Natural gas is clean, but costliest. It is especially important as raw material for fertiliser production, electricity generation, as industrial fuel and energy for vehicles and kitchens-as compressed natural gas (CNG) or piped natural gas (PNG). Compared to coal, natural gas releases half as much carbon dioxide for the same amount of energy. But it is hard to get and expensive.


The country's total natural gas demand is 405 million cubic metres per day, approximately 110 million tonnes per annum of liquefied natural gas (LNG). But the domestic gas production is barely one-fifth of the demand, and fertiliser plants and city gas distribution are accorded higher priority.


Natural gas can be imported in liquid form, or LNG. However, LNG prices are pegged to petroleum prices and are 175 per cent higher than current coal prices. Taking 2013 prices as a benchmark, the cost of LNG was Rs 4 higher than coal for the same amount of energy – it means, electricity at Rs 9.8 per unit, not including the cost of power-plant machinery, operational costs.


But the entire cost of coal-based power for the year was Rs 3.3 per unit. This is why India's imports of LNG are 44.6 million cubic metres per day, only enough to run India's gas-based power plants for just over 6 hours every day. India has 23,000 MW of gas-based power plants. That is almost 10% of the nation's power generation capacity.

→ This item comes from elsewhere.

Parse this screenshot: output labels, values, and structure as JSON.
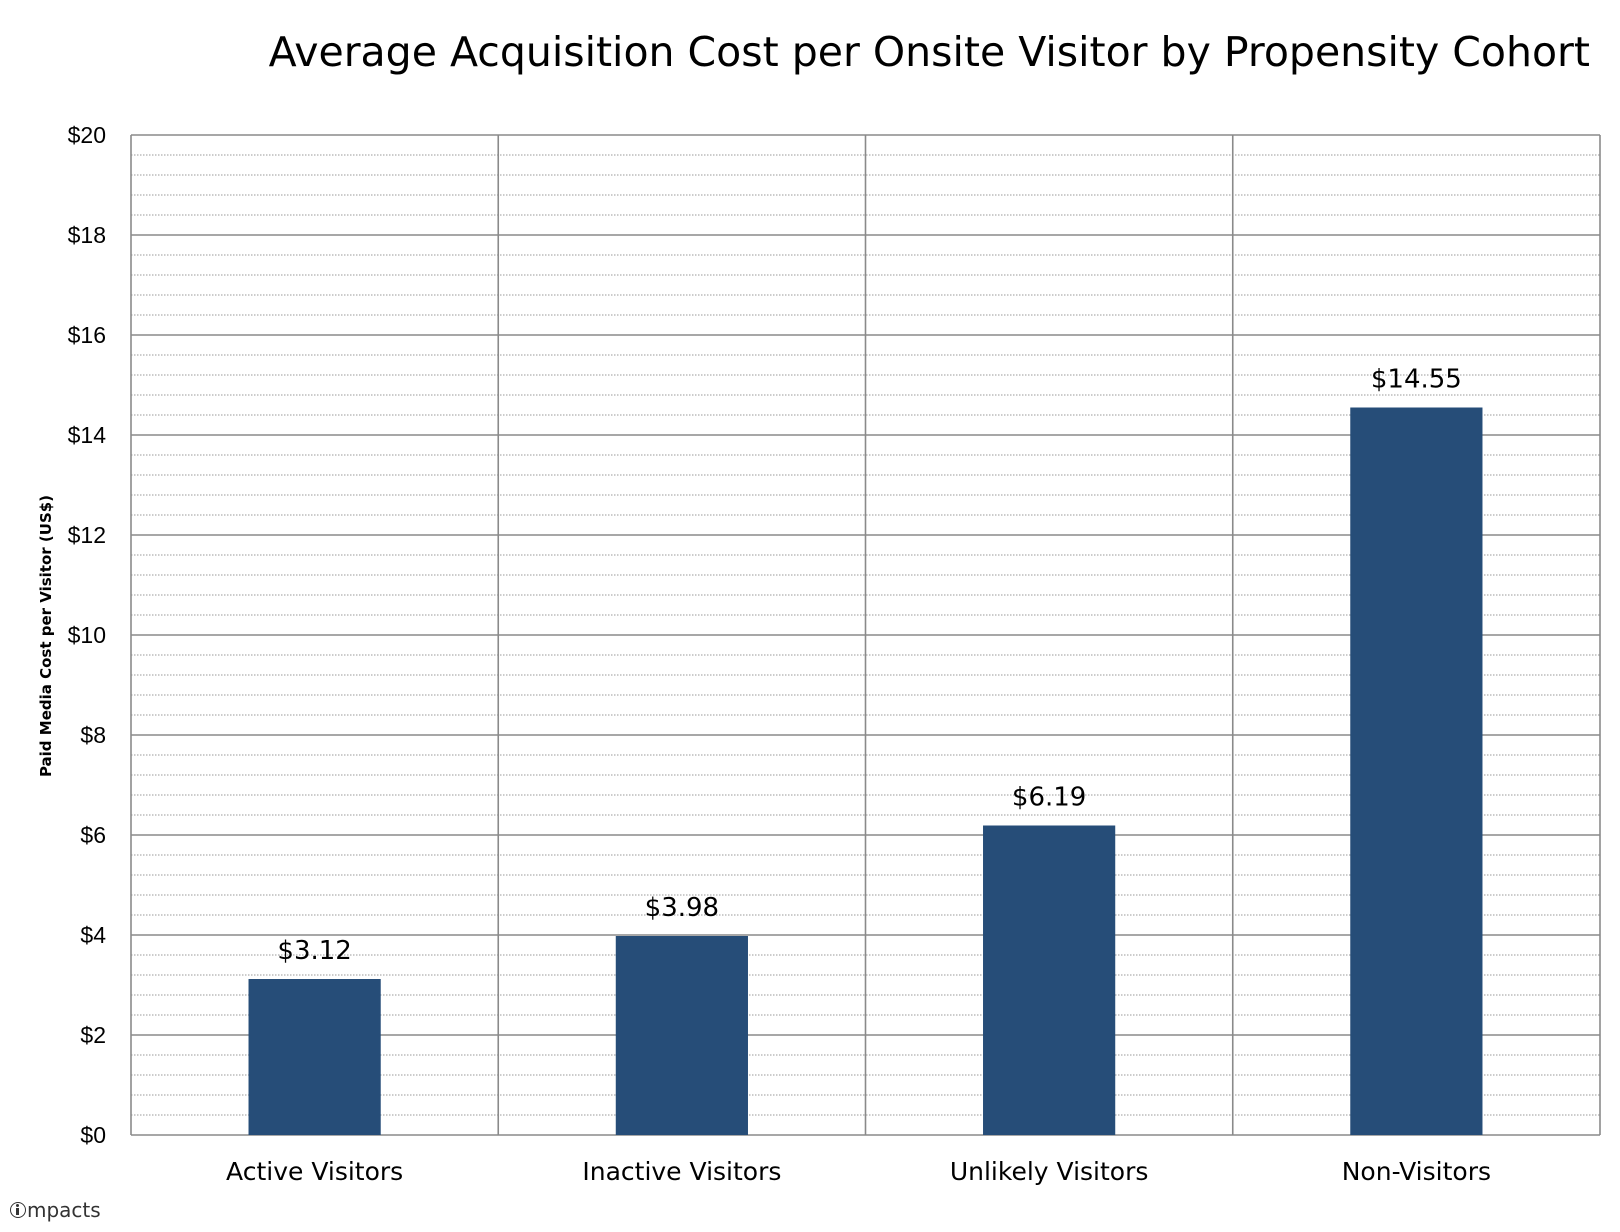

These plants operate at a fraction of their capacity because fuel is hard to get. Some power projects, such as the infamous Dabhol Power Project, have been idle for the past year. Unlike fossil-fuel-based power plants, hydroelectricity doesn't cause any carbon emissions. Hydropower accounts for 18% of India's installed generation capacity, and for 12.3 percent of the electricity generated in India during the financial year 2014-15.


India's hydropower potential is pegged at 145,320 MW-of which 40,885 MW, or less than 30 per cent, is currently operational. The flow of water in a hydropower project is uneven during the year – high during monsoons and gradually tapering off-so for the same capacity, a hydropower plant generates 33 per cent less electricity than a coal-fuelled power plant.


The capital cost of a hydropower project can be as high as Rs 10 crore per megawatt, against Rs 4.5-6 crore per megawatt for a thermal power project. The bottomline is the cost of electricity from hydropower plants is Rs 3.38/unit, 2 per cent higher than coal-based power.


No more than 3.5 per cent of India's electricity comes from nuclear power, hobbled by sanctions and fuel shortages. This is now changing, and India plans to triple its nuclear power generation by 2024. Apart from zero carbon-dioxide emission, nuclear energy has other advantages over coal. During financial year 2013-14, Nuclear Power Corporation of India (NPCIL) sold electricity at Rs 2.71/unit, versus Rs 3.3/unit for NTPC and Rs 3.38/unit for NHPC.


But it is clean and also potentially dangerous. However, after the 2011 Fukushima-Daiichi earthquake and the subsequent nuclear disaster, many countries are rethinking nuclear energy. India plans to have several nuclear power plants built by foreign firms. The cost of foreign options (being built in India and elsewhere) ranges from Rs 20 crore/MW to Rs 40 crore/MW.


It is, thus, unlikely that nuclear power from foreign-built reactors will be as cheap as it has so far been. The bottomline here is: The cost of electricity from domestically-built nuclear-powered plants is Rs 2.71/unit, 18 per cent lower than coal-based power. Is a coal-driven future, therefore, inevitable?


It appears to be a no-brainer when it comes to convenience and immediate economic costs. But immediate economic costs are not the only ones India faces. There are longer-term economic and environmental costs to consider, and this is why what are called non-conventional energy sources have a role to play. The extent of that role will determine the future of India's economy, the warming of the planet and the collective well-being of all Indians.